According to Mother Nature Network, not only have pet health professionals such as Dr. Dale Kressin put somewhere around 65-75 orthodontic appliances on dogs, but he’s also managed to do so on cats. I can only imagine how that went. Personally speaking, I have a bone to pick with dog owners who are determined to make furry four-legged animals into small toddlers. Some of the pet outfits, with paw booties, are out of control. Let your dog be an actual dog. If he’s bumping his head and fleeing the room to not wear the outfit, get rid of it. The same goes for pet owners who want their dogs to get braces for aesthetic reasons. That “crooked smile” or wide-toothed grin is just too much for them. However, not only are dog braces solely for aesthetic purposes a waste of money. It’s also unnecessary discomfort for an otherwise perfectly healthy dog.

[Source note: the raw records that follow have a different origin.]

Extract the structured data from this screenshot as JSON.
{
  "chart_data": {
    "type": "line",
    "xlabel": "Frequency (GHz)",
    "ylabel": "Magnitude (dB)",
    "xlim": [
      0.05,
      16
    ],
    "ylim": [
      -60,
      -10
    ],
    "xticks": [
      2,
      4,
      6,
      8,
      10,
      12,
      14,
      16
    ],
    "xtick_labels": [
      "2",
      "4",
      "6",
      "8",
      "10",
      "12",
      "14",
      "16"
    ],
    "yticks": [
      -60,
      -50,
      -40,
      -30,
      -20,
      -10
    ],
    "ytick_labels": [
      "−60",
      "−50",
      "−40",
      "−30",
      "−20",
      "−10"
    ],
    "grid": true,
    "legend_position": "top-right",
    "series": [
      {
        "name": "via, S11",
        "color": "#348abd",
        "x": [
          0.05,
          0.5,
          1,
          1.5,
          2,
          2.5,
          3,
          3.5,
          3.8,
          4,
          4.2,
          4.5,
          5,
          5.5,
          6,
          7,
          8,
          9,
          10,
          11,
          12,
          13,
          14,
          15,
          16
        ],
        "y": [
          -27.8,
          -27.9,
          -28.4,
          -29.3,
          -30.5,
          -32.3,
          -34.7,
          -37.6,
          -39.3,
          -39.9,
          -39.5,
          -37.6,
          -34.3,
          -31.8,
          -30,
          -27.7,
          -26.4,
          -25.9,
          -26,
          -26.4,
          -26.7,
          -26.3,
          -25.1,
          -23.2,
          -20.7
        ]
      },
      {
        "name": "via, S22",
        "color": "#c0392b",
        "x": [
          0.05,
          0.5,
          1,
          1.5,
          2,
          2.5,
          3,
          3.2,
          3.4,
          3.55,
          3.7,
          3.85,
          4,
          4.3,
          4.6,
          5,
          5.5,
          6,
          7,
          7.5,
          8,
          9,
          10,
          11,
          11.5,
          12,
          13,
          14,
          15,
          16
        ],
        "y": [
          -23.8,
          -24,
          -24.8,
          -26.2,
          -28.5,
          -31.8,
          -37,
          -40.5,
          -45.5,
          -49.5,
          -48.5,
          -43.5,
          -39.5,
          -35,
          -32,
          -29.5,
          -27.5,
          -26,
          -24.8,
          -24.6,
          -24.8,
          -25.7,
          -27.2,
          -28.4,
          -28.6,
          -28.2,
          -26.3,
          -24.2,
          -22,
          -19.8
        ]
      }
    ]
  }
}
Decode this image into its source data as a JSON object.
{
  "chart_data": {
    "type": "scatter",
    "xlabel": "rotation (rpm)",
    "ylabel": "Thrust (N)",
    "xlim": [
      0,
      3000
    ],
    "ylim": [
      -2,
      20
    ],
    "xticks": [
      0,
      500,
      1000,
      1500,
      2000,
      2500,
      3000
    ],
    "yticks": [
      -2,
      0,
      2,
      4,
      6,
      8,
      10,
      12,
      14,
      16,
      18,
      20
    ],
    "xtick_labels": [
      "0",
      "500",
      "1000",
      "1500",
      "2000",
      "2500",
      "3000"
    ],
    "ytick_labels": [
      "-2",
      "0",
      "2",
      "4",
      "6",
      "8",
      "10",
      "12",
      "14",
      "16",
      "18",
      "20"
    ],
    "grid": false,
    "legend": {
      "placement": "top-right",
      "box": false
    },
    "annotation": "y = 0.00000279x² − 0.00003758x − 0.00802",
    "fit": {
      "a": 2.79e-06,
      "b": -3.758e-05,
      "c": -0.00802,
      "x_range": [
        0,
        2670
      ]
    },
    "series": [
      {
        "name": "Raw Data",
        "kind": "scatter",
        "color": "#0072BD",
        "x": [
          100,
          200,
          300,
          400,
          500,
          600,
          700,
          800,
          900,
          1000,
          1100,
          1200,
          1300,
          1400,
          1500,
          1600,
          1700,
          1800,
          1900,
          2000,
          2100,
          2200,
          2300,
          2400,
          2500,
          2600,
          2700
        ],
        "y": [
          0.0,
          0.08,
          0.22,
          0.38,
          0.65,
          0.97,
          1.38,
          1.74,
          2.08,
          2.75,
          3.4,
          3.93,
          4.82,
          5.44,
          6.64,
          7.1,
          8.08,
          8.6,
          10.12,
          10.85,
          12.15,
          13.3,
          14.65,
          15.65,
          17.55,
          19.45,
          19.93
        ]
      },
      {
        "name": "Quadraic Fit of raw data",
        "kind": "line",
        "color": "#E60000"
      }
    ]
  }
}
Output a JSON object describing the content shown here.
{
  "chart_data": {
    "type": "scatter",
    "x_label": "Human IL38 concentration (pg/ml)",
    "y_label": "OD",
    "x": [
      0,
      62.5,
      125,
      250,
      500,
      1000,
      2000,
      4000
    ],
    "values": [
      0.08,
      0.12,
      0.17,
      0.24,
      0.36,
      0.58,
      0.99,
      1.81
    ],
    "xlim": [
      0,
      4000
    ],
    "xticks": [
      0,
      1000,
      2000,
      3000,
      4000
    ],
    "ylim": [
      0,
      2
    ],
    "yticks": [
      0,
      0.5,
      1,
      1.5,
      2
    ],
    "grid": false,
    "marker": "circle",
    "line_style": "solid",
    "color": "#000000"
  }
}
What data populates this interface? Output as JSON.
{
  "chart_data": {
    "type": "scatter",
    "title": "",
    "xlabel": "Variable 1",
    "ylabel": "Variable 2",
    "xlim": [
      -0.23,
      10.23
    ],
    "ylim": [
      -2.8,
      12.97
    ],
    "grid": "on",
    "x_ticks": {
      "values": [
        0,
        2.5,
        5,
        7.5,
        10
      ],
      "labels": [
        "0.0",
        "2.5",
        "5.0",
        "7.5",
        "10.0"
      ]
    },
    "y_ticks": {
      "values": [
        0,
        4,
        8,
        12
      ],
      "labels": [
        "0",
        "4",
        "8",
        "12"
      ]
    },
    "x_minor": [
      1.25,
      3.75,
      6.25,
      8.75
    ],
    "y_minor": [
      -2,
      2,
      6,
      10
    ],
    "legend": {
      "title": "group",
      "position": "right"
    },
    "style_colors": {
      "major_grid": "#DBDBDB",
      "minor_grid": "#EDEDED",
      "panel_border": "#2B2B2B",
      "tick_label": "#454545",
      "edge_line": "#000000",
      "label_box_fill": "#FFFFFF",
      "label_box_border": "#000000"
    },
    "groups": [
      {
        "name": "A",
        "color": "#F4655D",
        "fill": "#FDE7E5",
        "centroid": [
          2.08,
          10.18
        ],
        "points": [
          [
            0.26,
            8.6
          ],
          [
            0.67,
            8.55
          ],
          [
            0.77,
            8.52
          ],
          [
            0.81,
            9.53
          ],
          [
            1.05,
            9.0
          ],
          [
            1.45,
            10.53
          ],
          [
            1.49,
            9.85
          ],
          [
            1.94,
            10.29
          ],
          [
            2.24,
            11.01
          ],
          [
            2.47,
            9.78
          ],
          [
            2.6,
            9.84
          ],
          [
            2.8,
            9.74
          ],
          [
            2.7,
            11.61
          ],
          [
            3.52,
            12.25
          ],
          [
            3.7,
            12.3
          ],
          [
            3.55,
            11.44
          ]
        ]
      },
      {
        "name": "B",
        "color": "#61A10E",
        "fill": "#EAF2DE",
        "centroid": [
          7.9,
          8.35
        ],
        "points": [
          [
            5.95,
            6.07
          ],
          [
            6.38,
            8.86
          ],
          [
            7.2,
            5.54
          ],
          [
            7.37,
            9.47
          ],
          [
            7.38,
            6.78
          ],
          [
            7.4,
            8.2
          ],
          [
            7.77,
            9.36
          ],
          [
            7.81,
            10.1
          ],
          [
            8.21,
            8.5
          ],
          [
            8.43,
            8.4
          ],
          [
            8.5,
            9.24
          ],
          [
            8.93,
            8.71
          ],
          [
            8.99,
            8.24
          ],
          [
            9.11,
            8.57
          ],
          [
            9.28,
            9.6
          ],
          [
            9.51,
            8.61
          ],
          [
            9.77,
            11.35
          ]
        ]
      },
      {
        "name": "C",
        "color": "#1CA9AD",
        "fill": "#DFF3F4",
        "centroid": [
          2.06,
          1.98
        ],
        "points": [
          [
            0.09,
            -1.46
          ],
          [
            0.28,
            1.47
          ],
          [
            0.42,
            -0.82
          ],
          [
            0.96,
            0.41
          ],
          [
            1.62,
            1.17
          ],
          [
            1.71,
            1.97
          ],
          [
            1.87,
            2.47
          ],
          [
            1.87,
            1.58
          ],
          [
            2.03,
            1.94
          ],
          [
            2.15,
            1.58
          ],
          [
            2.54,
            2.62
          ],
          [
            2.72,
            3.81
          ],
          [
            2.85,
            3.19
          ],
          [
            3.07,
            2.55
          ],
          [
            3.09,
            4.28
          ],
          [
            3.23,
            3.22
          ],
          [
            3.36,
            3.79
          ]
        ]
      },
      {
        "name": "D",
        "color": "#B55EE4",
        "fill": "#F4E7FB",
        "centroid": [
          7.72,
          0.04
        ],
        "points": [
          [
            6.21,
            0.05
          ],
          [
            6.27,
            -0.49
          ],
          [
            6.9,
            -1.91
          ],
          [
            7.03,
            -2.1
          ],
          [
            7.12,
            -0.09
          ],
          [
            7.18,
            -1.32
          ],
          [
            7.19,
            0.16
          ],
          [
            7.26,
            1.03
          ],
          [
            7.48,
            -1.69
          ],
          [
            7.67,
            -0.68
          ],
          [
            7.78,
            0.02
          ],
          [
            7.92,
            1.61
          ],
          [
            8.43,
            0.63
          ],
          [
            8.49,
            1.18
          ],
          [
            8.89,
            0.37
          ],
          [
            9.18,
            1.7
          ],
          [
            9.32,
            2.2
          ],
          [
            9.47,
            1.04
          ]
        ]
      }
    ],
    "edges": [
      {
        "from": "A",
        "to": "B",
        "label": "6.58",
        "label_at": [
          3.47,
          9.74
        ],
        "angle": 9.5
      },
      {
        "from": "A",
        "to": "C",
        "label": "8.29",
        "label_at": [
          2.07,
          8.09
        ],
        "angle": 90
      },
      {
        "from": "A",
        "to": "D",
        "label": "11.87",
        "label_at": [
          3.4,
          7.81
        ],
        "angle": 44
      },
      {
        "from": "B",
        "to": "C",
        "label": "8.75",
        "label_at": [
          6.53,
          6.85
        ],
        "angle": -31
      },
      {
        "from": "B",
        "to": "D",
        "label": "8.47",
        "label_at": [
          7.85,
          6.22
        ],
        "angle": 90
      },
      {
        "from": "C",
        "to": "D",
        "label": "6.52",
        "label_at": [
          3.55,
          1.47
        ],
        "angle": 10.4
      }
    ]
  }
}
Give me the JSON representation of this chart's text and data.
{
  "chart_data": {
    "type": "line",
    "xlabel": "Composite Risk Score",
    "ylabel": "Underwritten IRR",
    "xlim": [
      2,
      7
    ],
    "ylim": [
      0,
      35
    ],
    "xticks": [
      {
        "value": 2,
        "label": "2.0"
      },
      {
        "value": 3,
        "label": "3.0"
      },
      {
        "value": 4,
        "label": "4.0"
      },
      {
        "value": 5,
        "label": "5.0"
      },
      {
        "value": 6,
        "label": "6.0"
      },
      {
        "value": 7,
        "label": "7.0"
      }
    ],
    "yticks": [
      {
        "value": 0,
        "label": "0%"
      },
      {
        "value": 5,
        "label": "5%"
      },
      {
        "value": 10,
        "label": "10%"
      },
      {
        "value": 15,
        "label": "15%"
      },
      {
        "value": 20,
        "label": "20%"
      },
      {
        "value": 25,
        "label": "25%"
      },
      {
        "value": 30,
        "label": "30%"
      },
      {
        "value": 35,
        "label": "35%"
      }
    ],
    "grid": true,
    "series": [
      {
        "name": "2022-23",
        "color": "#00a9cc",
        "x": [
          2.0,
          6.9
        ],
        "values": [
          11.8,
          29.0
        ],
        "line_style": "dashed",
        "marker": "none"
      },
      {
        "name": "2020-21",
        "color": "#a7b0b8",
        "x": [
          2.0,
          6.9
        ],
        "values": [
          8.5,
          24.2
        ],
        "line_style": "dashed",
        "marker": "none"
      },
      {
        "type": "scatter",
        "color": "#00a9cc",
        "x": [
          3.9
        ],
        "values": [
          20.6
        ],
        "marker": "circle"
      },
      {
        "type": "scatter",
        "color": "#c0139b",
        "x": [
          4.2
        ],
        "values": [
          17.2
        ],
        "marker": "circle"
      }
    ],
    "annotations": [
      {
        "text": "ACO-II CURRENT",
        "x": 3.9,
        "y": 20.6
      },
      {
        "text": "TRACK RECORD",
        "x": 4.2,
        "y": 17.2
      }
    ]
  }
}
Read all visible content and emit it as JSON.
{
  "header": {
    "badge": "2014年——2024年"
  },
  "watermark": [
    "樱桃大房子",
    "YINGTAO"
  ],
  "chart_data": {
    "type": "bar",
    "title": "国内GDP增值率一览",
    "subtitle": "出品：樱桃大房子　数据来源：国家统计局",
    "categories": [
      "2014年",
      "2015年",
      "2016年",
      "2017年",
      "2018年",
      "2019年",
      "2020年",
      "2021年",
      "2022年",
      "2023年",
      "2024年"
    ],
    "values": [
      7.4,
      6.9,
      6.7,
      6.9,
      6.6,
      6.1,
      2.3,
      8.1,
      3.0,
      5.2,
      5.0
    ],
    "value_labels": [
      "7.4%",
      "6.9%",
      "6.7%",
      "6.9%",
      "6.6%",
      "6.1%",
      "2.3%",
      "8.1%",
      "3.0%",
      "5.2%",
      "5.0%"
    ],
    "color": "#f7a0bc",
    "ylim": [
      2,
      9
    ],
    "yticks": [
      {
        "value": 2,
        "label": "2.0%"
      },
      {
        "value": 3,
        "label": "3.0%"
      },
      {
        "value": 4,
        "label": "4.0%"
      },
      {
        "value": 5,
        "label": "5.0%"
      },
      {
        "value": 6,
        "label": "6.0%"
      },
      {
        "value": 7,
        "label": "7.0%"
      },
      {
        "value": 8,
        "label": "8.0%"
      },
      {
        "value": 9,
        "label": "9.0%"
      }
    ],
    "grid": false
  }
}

However, there are cases where dog braces may actually be a legitimate procedure, specifically if (s)he has trouble eating. Still though, before you make that leap, can you honestly say you take the best care of your dog’s teeth?
Why would my dog need braces?
I can’t answer this question. Only a licensed veterinarian who specializes in pet dental health should tell you whether your dog needs dog braces or not. However, there are entirely too many circumstances where people just don’t spend enough time checking out their dog’s teeth.
Before you do anything else, become familiar with your particular dog’s dental care needs. Yes, your dog can have tartar and plaque buildup. According to the American Kennel Club (AKC), “In the early stages, tartar begins as soft matter on the tooth enamel, but will build-up and harden as time passes.”
If your dog’s teeth are not brushed by you — or dog treats that clean teeth are not incorporated into his day-to-day regimen— don’t be surprised by your next vet visit results about gum inflammation and disease, pet tooth decay or dog abscesses. Larger breeds have their own issues with aggressive chewing and grabbing ahold of big items. (If you’ve ever seen a dog destroy a toy just to get to the squeaker, you know what I mean.) But smaller breed dogs may also have pet dental issues when it comes to tartar formation, gum recession and tooth loss. In fact, AKC confirms that small breeds such as Yorkshire Terriers are likely to have lost half of their teeth by the time they are in their mid-60s in dog years (or 12 years old in human years).
You don’t have to go to a special pet health store to be able to find plastic dog toothbrushes, dog dental wipes, silicone “dog finger” brushes and dog chews.
Just make sure you never have the bright idea to use toothpaste. Xylitol — commonly found in sugar-free gum, candy, breath mints, pudding snacks, cough syrup, chewable or gummy vitamins and supplements, mouthwash, and toothpaste — is extremely toxic in dogs. The Veterinary Care Animal Hospital and Referral Center (VCA) confirms that ingesting xylitol could result in your dog having hypoglycemia (low blood sugar), seizures, liver failure and/or death.
Your dog’s diet will make a world of difference, too. More than 80 percent of dogs over the age of three have active dental disease, with only 10 percent being tooth decay. If your dog’s teeth are taken care of to begin with, plaque bacteria risks can diminish. Without conquering a dog’s plaque buildup problem, in comes the potential harm from gingivitis. Gingivitis is always the first stage of periodontal disease and it is the only truly reversible stage, reports VCA, but most pet owners don’t brush their dog’s teeth daily. By paying attention to a dog’s teeth the same way you pay attention to your own teeth, you may be able to catch any problematic areas before it becomes a larger problem.
As for the dog braces, in my non-medical opinion, that should be the absolute last resort. And if it does become a mandatory procedure, watch your aggressive chewing dog like a hawk because he’s going to want those pet braces off of his teeth more than that top hat you keep trying to push on his head.